The new finding may lead to a better understanding of the connection between obesity and prostate cancer and provide new insights for treatment.

The research was conducted by a team from Harvard University.

Previous research has shown that obesity is linked to a higher risk of advanced prostate cancer and a poorer prognosis after diagnosis.

In addition, the specific distribution of fat in the body may be an important factor.

In the new study, the team analyzed body fat distribution 1,832 men using the gold-standard measure of computed tomography imaging.

These people were followed for up to 13 years.

During the study, the team found 172 men developed prostate cancer and 31 died from the disease.

They also found that the accumulation of fat in specific areas, such as deep in the abdomen and beneath the skin of the thigh, was linked to a higher risk of advanced and fatal prostate cancer.

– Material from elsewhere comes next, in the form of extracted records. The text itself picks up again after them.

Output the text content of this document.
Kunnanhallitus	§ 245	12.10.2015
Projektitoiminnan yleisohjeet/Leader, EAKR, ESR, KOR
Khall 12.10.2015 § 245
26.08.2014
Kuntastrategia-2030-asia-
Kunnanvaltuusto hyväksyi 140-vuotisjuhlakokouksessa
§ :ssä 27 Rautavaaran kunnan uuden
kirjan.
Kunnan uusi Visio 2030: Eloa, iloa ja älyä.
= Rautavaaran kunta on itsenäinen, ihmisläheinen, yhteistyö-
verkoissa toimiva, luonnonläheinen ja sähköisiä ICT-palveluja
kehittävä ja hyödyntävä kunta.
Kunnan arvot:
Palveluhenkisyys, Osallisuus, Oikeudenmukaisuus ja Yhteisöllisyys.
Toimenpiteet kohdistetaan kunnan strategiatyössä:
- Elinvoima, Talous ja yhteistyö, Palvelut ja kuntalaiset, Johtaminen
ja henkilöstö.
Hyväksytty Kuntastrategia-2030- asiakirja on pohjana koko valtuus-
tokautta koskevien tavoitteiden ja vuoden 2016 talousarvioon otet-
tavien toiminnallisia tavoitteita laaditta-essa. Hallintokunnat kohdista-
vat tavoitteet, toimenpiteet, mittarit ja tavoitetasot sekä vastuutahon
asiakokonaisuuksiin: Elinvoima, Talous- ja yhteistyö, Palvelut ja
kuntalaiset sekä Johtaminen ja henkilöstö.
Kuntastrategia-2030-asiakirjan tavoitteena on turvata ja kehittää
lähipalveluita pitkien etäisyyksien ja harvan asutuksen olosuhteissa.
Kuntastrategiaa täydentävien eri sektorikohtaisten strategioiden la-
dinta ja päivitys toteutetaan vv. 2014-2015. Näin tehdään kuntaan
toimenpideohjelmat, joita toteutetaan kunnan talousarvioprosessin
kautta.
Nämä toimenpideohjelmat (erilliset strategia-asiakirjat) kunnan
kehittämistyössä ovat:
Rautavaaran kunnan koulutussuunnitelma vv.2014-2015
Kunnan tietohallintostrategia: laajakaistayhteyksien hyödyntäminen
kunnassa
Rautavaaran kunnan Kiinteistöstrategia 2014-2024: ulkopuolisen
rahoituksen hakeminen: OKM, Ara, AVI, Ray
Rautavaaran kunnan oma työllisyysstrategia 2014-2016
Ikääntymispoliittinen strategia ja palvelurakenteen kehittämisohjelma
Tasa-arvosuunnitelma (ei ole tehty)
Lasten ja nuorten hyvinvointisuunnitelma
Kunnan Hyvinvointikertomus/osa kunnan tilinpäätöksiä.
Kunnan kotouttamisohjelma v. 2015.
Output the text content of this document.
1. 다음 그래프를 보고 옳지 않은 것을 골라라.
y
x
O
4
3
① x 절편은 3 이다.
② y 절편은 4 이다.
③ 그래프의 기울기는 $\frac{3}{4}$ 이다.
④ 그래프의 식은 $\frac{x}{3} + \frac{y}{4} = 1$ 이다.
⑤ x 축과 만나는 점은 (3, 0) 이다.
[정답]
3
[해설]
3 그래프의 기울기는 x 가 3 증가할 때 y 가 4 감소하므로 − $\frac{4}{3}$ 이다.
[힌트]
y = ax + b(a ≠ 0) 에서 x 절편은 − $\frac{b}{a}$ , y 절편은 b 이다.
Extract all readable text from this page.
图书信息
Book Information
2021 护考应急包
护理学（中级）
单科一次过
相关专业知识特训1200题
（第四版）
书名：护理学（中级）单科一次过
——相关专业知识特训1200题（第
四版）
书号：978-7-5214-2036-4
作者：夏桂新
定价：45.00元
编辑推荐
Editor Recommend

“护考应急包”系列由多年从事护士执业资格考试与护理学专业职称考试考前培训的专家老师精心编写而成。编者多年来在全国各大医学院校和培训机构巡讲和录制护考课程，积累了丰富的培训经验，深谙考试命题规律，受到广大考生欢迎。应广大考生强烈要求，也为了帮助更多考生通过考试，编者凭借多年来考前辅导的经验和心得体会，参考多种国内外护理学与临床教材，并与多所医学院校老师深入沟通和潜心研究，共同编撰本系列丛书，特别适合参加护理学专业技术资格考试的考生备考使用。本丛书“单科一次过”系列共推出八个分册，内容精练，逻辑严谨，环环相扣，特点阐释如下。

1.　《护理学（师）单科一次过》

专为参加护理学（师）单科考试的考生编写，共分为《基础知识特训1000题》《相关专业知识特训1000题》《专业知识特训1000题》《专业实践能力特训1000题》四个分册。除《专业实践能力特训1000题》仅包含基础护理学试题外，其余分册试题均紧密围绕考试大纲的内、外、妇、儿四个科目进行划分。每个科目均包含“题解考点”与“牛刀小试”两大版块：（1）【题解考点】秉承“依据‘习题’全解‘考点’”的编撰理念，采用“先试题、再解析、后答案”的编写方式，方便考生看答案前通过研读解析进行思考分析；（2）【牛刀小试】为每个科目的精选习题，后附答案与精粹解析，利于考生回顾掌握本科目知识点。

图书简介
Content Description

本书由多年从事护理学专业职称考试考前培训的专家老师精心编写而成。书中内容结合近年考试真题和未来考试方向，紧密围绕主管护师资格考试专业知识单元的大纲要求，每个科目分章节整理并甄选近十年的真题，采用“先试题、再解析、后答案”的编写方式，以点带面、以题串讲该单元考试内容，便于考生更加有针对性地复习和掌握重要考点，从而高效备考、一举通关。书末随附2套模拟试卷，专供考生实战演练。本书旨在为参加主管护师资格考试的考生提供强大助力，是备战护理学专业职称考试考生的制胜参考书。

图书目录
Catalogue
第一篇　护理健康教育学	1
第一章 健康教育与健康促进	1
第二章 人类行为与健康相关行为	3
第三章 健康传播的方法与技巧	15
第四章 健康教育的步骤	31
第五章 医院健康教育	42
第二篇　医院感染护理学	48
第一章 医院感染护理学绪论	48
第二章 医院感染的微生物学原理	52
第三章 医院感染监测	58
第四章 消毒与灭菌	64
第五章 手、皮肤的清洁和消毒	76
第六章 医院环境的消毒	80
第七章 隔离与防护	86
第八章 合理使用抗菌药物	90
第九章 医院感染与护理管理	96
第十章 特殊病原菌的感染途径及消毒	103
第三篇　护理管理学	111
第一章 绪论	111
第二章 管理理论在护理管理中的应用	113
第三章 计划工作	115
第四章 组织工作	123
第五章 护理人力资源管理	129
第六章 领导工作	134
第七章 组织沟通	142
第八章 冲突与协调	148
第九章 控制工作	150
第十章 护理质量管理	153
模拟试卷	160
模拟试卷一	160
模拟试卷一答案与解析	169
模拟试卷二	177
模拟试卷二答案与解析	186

The effect was stronger among men with a lower BMI.

In addition, high BMI and high waist circumference were linked to higher risks of the disease.

The team suggests people at a high risk of prostate cancer have healthy lifestyle habits, such as eating a balanced diet, exercise regularly to grow muscles, and control their body fat.

Future work needs to see how changes in fat stores in the body over time may affect patients’ health.

The lead author of the study is Barbra Dickerman, Ph.D., of the Harvard T.H. Chan School of Public Health.

The study is published in Cancer, a peer-reviewed journal of the American Cancer Society.